Giulia Granchi não poderia ser mais clara. O grande problema da “polinização cruzada”, para ela, não seria a incoerência, mas sim o fato de que as pessoas e organizações que a “praticam” seriam “antissistema”. Seriam, portanto, contra a indústria farmacêutica, contra os grandes monopólios de comunicação, contra a ditadura do Judiciário, contra as arbitrariedades da polícia etc.
A tal “polinização cruzada” é, no final das contas, uma tentativa de substituir bases concretas para analisar a posição política de um grupo ou de uma organização para estabelecer bases abstratas, que forneça ao imperialismo um pretexto para perseguir tudo aquilo que considera subversivo. Para os trabalhadores e oprimidos de todo o mundo, a análise mais importante a ser feita é: o que tal grupo ou tal pessoa defende está alinhado aos interesses do imperialismo, ou está em contradição com ele? Tal grupo ou tal pessoa pode ser considerado um aliado na luta contra o nosso maior inimigo, ou deve ser considerado um colaborador deste?

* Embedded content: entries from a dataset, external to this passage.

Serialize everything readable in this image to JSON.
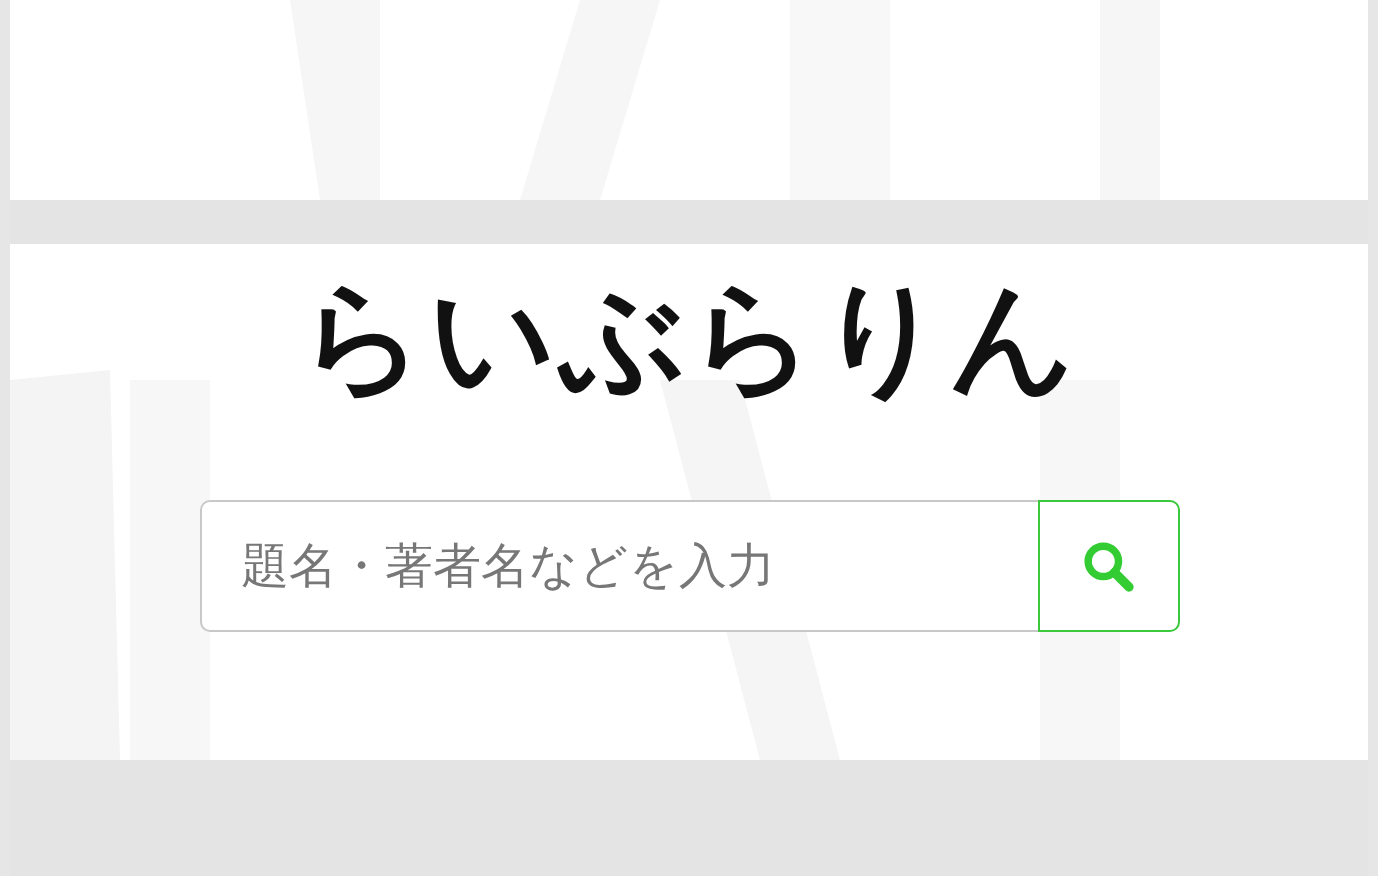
{
  "title": "らいぶらりん",
  "search": {
    "placeholder": "題名・著者名などを入力"
  }
}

Para os defensores da “polinização cruzada”, por sua vez, o mundo estaria dividido não entre um exército de oprimidos e um exército de opressores, mas entre os que defendem as “ideologias dominantes” e os que as contestam. E os que as contestam, no que depender de pessoas como Giulia Granchi, poderão ir parar na cadeia.
“Esse extremismo composto, inclusive, foi notado nas evidências de investigações dos criminosos que cometeram alguns ataques a escolas no Brasil”, afirma uma pesquisadora citada no artigo.
A “polinização cruzada”, no final das contas, é uma calúnia contra aqueles que não aceitam serem subjugados pelos donos do mundo e, como sempre, mais uma tentativa de estabelecer mecanismos para reprimir a oposição aos crimes do imperialismo.